The HITECT Act includes the Breach Notification Rule, which outlines notification procedures for covered entities that experience a breach of PHI that is in violation of the Privacy Rule. A breach is defined as the unauthorized acquisition, access, use, or disclosure of PHI which compromises the security or privacy of the information. In order for a breach to occur, the PHI must be “unsecure” and pose a “significant risk of financial, reputational, or other harm” to the affected individuals.

Unsecure PHI means one of the following:

  • ePHI that is not encrypted according to specific standards adopted by the National Institutes of Standards and Technology (“NIST”) as outlined in the HIPAA Security Rule. If covered entities opt to encrypt ePHI according to the NIST standards and a breach occurs, the notification rules will not apply. However, if covered entities use an alternate method to secure ePHI, such as firewalls, and a breach occurs, the notification rules apply.
  • PHI that is not completely destroyed. PHI on electronic media should be cleared, purged, or destroyed consistent with NIST “Guidelines for Media Sanitization.” PHI on hard copy (paper or film) must be shredded or destroyed so that it cannot be reconstructed.

There are three exceptions in which case there is no security breach and therefore no notification is required:

  • Unintentional acquisition, access, or use by a covered entity’s employee.
  • Inadvertent disclosure from one authorized employee to another authorized employee at a covered entity.
  • An individual would not reasonably have been able to retain the information.

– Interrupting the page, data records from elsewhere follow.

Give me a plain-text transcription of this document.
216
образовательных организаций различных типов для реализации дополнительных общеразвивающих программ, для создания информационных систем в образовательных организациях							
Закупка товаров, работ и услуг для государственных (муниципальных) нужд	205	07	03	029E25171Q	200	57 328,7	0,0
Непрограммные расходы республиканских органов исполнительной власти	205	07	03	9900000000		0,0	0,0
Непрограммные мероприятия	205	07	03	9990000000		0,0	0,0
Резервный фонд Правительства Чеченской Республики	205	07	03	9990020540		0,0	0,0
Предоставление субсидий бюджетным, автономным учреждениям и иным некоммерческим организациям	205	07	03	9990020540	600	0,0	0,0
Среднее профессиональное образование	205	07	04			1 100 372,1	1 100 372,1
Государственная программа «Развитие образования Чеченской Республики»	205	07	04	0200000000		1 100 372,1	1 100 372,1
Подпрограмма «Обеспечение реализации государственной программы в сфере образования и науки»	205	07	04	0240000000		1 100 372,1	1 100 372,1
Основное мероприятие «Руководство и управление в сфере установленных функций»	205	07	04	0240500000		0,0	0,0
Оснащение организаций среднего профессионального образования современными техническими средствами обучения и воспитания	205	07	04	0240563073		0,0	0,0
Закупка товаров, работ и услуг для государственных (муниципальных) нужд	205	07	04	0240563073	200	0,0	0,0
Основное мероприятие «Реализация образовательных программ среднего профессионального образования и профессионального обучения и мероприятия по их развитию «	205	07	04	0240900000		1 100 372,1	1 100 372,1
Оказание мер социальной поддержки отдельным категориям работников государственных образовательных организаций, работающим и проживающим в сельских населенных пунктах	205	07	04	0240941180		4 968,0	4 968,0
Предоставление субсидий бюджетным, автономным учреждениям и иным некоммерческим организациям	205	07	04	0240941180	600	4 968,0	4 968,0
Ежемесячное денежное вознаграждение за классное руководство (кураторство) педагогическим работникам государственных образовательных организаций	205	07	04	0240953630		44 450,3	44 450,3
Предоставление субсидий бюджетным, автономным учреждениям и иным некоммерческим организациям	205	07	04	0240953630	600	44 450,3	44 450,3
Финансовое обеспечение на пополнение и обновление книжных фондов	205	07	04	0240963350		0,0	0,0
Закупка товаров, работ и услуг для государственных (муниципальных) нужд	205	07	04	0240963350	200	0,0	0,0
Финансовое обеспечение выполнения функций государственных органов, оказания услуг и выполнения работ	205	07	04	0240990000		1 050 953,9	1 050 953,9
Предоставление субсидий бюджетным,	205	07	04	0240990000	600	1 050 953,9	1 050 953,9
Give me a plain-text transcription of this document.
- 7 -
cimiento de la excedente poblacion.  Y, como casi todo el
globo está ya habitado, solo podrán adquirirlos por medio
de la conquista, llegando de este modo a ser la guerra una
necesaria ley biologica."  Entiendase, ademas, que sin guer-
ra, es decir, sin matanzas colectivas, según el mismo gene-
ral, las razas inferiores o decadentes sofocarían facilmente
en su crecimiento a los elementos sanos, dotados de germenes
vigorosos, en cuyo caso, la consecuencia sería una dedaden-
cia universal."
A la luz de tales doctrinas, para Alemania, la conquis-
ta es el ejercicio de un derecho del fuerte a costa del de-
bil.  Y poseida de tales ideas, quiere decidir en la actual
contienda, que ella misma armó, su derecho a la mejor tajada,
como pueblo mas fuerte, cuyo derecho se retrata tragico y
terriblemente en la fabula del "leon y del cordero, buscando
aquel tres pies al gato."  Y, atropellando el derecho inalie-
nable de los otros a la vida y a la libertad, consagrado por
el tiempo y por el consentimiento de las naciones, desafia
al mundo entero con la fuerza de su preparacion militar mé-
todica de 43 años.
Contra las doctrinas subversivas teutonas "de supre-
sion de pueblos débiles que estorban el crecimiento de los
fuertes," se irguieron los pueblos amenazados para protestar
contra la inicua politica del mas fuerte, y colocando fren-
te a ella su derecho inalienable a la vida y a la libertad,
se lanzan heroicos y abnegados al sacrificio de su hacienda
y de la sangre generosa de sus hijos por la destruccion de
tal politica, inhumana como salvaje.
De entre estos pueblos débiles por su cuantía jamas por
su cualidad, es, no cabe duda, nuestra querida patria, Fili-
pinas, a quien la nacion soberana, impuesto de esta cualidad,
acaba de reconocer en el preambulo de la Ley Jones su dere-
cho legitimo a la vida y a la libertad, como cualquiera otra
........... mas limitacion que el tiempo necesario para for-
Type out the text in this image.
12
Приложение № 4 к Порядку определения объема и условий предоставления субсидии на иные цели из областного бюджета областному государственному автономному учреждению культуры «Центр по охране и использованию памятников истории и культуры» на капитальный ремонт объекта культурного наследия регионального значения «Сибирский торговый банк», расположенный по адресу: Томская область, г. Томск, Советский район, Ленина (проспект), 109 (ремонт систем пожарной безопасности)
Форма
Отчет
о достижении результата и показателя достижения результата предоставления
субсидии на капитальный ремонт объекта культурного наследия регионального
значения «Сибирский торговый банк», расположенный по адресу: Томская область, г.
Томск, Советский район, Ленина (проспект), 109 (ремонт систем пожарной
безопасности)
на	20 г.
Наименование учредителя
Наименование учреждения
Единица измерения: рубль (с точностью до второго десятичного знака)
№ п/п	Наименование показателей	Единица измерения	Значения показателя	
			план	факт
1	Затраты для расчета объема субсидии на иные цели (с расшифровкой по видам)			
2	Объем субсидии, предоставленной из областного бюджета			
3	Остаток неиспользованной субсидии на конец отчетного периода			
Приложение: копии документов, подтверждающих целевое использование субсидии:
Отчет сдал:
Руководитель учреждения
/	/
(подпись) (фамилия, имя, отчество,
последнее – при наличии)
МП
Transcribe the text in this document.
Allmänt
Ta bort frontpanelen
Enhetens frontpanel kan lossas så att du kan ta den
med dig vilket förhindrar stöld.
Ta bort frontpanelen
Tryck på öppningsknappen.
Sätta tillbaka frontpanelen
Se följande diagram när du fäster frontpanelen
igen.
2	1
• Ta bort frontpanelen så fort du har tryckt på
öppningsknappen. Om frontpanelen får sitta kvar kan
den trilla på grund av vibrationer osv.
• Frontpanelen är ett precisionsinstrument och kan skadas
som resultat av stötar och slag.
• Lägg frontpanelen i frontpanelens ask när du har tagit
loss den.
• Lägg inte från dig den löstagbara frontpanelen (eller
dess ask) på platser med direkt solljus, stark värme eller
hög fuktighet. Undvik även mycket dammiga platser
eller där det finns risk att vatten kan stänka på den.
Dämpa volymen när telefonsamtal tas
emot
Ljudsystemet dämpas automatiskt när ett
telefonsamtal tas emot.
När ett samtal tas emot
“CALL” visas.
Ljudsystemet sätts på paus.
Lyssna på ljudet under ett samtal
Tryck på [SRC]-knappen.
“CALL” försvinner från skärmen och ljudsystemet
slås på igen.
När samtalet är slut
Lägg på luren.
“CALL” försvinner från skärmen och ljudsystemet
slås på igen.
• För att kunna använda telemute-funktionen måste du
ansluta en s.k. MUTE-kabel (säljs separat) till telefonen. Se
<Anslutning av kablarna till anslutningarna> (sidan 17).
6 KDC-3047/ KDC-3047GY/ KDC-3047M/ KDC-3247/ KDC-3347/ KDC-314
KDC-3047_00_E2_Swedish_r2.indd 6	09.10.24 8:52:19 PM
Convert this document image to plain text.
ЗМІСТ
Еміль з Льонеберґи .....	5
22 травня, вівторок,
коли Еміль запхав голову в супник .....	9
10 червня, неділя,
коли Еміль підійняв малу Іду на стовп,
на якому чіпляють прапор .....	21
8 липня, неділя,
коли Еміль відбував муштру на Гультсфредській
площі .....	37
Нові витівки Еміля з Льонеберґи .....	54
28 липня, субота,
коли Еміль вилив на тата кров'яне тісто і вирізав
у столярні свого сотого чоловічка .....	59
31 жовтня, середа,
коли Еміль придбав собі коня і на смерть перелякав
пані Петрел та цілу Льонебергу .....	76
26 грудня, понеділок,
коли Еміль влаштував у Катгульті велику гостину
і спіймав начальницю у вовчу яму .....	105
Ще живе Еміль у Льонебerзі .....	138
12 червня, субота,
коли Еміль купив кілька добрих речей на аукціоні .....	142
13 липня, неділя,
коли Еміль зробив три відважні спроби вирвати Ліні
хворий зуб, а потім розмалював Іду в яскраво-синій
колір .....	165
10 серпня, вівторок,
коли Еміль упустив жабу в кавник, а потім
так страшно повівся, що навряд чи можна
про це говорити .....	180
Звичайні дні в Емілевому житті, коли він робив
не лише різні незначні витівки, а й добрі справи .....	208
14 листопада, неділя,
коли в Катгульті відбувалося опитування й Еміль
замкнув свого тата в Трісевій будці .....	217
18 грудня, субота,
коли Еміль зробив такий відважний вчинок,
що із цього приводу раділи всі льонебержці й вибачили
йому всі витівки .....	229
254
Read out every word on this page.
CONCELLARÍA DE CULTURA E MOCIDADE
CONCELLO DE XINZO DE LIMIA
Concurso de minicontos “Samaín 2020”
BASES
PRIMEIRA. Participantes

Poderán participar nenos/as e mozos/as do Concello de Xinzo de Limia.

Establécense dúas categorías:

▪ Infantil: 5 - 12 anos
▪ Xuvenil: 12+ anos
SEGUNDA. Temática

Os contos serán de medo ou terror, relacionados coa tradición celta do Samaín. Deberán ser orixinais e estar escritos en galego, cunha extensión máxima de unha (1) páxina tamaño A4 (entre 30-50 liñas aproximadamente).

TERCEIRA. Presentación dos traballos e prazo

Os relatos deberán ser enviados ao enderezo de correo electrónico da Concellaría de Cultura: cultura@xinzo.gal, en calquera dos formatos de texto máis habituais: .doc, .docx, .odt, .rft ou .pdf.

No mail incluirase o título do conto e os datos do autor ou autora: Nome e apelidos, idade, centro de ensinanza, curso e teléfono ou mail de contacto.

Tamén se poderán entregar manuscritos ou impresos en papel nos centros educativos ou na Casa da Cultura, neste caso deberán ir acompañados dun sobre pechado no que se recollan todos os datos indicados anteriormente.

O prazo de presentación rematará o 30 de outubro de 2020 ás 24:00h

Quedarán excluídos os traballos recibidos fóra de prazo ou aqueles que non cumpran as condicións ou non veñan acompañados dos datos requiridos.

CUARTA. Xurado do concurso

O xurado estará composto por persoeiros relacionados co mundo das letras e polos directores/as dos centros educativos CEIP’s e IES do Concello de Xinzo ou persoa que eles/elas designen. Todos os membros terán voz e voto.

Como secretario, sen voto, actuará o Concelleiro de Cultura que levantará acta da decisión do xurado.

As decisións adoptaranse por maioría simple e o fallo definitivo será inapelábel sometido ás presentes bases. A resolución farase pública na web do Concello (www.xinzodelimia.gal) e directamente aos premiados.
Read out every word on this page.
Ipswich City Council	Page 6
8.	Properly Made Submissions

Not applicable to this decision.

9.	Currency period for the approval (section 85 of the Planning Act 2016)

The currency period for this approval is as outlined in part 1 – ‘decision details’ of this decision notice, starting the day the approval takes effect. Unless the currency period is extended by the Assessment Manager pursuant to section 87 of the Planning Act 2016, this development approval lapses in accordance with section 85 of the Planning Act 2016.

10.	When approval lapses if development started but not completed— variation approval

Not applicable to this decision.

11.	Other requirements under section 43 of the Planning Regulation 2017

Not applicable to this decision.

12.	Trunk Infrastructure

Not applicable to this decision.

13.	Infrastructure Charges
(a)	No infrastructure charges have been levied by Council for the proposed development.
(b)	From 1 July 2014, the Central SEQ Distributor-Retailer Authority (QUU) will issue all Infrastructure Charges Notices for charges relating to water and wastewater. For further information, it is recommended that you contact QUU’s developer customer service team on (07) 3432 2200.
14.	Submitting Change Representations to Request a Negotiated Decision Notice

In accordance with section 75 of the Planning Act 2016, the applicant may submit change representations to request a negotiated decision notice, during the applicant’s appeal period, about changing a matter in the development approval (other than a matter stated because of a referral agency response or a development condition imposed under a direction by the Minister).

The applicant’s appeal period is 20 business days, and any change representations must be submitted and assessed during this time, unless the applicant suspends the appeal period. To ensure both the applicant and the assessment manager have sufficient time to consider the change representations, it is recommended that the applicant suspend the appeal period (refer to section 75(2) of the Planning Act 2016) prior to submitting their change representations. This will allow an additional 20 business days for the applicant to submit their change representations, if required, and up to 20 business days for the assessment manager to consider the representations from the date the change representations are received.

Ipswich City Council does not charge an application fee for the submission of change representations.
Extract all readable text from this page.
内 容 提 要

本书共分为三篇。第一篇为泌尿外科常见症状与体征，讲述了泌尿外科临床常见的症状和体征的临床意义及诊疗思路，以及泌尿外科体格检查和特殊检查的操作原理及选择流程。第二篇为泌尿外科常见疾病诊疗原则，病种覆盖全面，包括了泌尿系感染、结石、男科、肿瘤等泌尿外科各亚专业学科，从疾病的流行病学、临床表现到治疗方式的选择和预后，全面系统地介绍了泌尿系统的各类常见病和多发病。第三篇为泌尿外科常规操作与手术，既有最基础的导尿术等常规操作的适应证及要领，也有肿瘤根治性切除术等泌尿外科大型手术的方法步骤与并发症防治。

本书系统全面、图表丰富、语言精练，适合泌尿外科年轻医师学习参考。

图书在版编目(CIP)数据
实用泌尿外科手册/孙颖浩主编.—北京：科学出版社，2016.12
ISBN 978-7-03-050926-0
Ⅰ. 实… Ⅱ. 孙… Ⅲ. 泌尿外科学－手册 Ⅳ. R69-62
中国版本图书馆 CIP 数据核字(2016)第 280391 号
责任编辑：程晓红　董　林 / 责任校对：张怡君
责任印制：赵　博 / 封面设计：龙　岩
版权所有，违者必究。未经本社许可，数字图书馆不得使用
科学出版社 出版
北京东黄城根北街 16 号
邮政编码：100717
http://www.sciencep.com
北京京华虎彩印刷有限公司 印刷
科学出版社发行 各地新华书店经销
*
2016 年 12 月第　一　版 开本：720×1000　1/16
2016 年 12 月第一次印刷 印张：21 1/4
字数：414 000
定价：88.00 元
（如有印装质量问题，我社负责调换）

If the covered entity determines that a breach of unsecured PHI has occurred and none of the exceptions addressed above apply, the covered entity needs to:

  • Notify the affected individual within 60 days after the discovery of the breach.
  • If less than 500 individuals are affected by the breach, the covered entity must maintain a log of breaches and submit to HHS on an annual basis.
  • If more than 500 individuals are affected, HHS must also be notified. In addition, if more than 500 residents of a state are affected, a “prominent media outlet” must also be notified.

All of the security breach rules that apply to covered entities apply to their business associates as well. Business associates are required to notify the covered entity of any security breaches.